Featured Image: Brian J. Skerry, National Geographic Creative
By: Eva Gruber
Swordfish are known to be some of the fastest swimmers in the marine world.
For a long time, scientists studying the majestic fish were aware of a gland that sits at the base of the swordfish’s bill. To make room for it, the bone of the skull is thinner than surrounding areas. This makes its an area where the bill can break rather easily.
In fact, broken swordfish bills have been found stuck in the hulls of boats that the fish apparently attacked. But other than being a weak spot where the bill could break off, its purpose was completely unknown.
Now, this gland has been discovered to provide these high-octane predators a special advantage in gaining top speeds in pursuit of prey. The gland provides aa lubricating oil that lends the swordfish enough of an advantage in hunting that it has persisted through the millennia.
The swordfish is known to be one of the fastest fishes in the sea. Clocked at speeds of 62 mph, they might very well be the fastest swimmers on the planet. Powered by up to 1,000 pounds of dense muscle, their streamlined bodies cut through the water like a finely-tuned hydrodynamic machine as they hunt their prey.

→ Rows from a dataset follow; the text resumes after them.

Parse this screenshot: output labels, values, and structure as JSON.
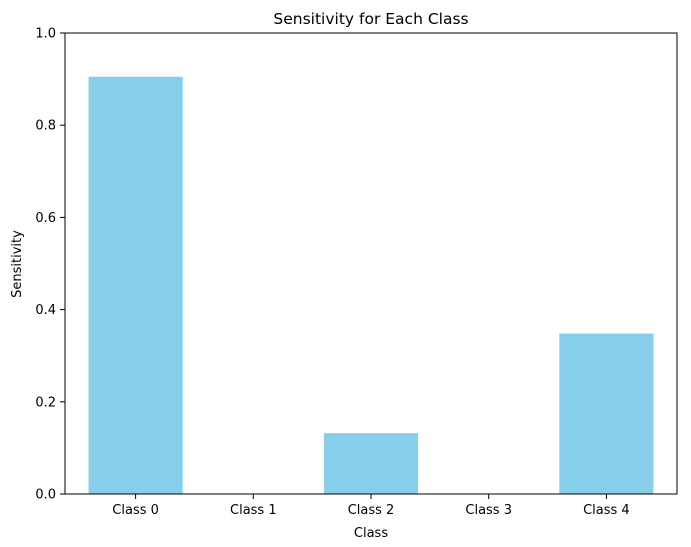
{
  "chart_data": {
    "type": "bar",
    "title": "Sensitivity for Each Class",
    "xlabel": "Class",
    "ylabel": "Sensitivity",
    "categories": [
      "Class 0",
      "Class 1",
      "Class 2",
      "Class 3",
      "Class 4"
    ],
    "values": [
      0.905,
      0.0,
      0.132,
      0.0,
      0.348
    ],
    "ylim": [
      0,
      1
    ],
    "yticks": [
      "0.0",
      "0.2",
      "0.4",
      "0.6",
      "0.8",
      "1.0"
    ],
    "bar_color": "#87ceeb",
    "grid": false,
    "legend": "none"
  }
}
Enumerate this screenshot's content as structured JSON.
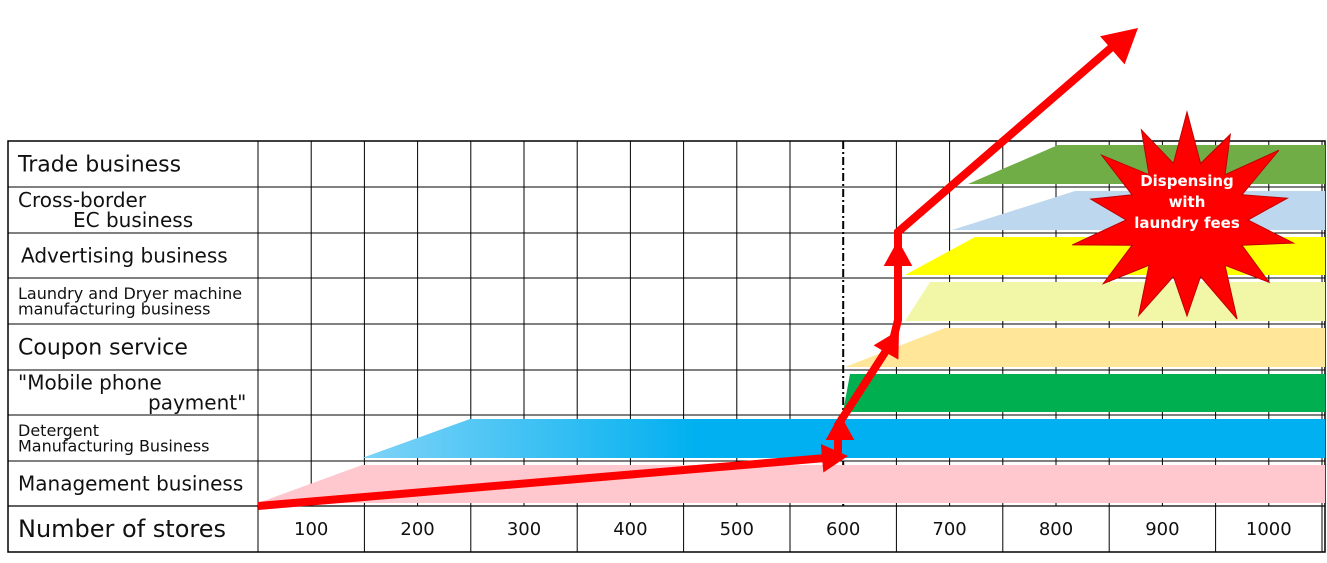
{
  "rows": [
    {
      "label_lines": [
        "Trade business"
      ],
      "size": "big",
      "color": "#70AD47"
    },
    {
      "label_lines": [
        "Cross-border",
        "EC business"
      ],
      "size": "mid",
      "color": "#BDD7EE"
    },
    {
      "label_lines": [
        "Advertising business"
      ],
      "size": "mid",
      "color": "#FFFF00"
    },
    {
      "label_lines": [
        "Laundry and Dryer machine",
        "manufacturing business"
      ],
      "size": "small",
      "color": "#F2F7A8"
    },
    {
      "label_lines": [
        "Coupon service"
      ],
      "size": "big",
      "color": "#FFE699"
    },
    {
      "label_lines": [
        "\"Mobile phone",
        "payment\""
      ],
      "size": "mid",
      "color": "#00B050"
    },
    {
      "label_lines": [
        "Detergent",
        "Manufacturing Business"
      ],
      "size": "small",
      "color": "#00B0F0"
    },
    {
      "label_lines": [
        "Management business"
      ],
      "size": "mid",
      "color": "#FFC7CE"
    }
  ],
  "axis": {
    "label": "Number of stores",
    "ticks": [
      "100",
      "200",
      "300",
      "400",
      "500",
      "600",
      "700",
      "800",
      "900",
      "1000"
    ]
  },
  "callout": {
    "lines": [
      "Dispensing",
      "with",
      "laundry fees"
    ],
    "fill": "#FF0000"
  },
  "arrow_color": "#FF0000"
}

Photo Credit:Pete Oxford via fineartamerica
Its bill, which can reach up to 45% of its body length, is used to slash through schools of fish, stunning individuals who are then swallowed whole.

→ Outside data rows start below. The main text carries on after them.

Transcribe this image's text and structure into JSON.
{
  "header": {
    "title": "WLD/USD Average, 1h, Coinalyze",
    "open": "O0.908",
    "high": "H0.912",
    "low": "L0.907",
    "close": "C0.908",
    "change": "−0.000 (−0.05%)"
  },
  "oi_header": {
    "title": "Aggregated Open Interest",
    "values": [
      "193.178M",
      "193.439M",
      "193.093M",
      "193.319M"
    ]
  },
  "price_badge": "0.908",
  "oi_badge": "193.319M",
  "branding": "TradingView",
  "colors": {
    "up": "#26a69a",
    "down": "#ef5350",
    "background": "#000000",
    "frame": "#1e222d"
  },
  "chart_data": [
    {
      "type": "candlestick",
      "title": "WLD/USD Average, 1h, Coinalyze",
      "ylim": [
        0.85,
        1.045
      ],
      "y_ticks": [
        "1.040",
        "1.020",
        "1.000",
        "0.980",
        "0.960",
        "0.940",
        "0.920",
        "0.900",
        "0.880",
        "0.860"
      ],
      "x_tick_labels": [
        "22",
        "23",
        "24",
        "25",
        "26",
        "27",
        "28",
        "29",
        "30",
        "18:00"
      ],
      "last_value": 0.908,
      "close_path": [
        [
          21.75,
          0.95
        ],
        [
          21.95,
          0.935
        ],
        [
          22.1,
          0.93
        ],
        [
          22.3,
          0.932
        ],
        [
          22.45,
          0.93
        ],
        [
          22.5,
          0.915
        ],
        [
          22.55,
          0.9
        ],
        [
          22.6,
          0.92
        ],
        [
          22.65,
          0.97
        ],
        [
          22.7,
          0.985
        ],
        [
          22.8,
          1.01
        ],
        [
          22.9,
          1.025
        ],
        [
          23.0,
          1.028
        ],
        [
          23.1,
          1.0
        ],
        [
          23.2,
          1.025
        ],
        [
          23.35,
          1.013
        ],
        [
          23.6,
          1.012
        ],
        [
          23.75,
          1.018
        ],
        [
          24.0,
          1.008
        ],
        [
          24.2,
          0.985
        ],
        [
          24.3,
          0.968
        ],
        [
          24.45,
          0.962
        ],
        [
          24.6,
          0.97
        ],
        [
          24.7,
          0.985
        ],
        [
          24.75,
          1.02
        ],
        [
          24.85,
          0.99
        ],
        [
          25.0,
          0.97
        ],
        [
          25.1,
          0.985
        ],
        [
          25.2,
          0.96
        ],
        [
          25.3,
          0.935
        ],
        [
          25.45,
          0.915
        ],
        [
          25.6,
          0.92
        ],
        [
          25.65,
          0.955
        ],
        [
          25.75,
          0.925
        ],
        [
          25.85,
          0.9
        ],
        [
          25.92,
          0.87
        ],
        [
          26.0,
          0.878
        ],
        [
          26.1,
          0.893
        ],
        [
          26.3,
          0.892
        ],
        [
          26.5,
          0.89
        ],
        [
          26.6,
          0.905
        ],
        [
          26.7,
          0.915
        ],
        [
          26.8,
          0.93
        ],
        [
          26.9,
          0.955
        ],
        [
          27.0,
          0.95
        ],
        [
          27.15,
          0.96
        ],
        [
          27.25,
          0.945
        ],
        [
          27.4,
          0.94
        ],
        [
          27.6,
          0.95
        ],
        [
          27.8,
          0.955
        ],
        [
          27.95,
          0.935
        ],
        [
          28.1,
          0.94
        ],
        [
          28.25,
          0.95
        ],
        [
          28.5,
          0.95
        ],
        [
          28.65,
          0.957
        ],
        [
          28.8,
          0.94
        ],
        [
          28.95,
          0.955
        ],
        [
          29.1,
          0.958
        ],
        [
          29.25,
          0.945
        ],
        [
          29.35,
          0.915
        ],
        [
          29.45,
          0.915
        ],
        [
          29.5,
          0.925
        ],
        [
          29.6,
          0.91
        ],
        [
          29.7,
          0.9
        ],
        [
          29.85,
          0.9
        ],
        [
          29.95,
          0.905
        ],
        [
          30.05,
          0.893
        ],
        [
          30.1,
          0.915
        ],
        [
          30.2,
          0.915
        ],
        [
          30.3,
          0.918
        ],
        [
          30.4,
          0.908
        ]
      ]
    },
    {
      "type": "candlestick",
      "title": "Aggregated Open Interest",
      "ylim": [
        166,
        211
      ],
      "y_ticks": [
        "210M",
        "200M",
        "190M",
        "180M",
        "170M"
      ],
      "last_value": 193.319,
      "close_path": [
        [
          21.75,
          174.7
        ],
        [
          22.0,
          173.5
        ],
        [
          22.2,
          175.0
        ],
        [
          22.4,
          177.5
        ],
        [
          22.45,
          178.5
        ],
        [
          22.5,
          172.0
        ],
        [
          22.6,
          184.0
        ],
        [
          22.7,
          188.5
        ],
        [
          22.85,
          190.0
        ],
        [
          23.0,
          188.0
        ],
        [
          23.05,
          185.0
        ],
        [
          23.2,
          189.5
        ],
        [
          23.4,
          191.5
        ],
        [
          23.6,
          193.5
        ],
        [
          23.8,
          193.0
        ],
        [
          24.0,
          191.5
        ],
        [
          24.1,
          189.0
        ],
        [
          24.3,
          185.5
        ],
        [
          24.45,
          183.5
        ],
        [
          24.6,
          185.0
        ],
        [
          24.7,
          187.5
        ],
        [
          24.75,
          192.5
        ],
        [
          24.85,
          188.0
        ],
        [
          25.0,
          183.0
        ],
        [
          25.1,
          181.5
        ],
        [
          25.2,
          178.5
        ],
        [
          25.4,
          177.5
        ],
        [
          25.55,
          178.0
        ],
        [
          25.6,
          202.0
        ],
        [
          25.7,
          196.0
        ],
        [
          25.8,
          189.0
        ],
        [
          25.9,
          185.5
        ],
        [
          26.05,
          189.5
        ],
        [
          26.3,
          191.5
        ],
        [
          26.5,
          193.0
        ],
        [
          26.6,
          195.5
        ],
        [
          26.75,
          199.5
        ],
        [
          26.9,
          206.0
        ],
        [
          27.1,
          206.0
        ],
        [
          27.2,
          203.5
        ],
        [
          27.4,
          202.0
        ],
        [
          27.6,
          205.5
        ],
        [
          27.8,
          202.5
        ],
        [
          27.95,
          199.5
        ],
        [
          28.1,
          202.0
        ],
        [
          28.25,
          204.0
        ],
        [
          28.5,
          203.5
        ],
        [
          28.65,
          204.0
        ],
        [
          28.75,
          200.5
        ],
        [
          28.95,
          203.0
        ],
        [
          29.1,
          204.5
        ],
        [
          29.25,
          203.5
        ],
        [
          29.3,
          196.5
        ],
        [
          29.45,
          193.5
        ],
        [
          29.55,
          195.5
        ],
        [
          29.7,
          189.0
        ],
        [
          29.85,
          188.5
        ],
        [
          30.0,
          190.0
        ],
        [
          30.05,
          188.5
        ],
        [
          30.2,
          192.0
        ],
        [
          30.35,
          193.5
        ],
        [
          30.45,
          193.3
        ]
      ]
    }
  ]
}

MRI scans taken by the study’s lead author, John Videler, a biologist and professor at Groningen University, revealed the structure of the gland and its surrounding tissue.
At first, Videler and his colleagues believed the gland played a part in the fishes olfactory system, as it was located directly below nasal sacs. But they couldn’t establish a direct link between the gland and the olfactory system.
Then, study co-author Roelant Snoek discovered a network of capillaries that carried the oil the gland produced to the surface of the skin of the head.
Further experiments on dissected swordfish proved that the gland’s oil seeped out of pores on the fishes head, and that the oil flowed easily when surrounding tissue was heated. In a live fish, the gland would be heated by the muscles of the eye as the swordfish swam.
Photo Credit: John J. Videler via livescience.com
The purpose of the oil is rather clear – skin slicked with oil is more water-resistant and therefore more hydrodynamic as it reduces drag as the fish propels itself forward. The authors of the study estimated that this oil could reduce drag by as much as 20%. That’s a very significant amount! Looks like this lubricating ability is worth having.
Studies like these prove that even with some of our planet’s most familiar species, great discoveries still await those curious enough to investigate.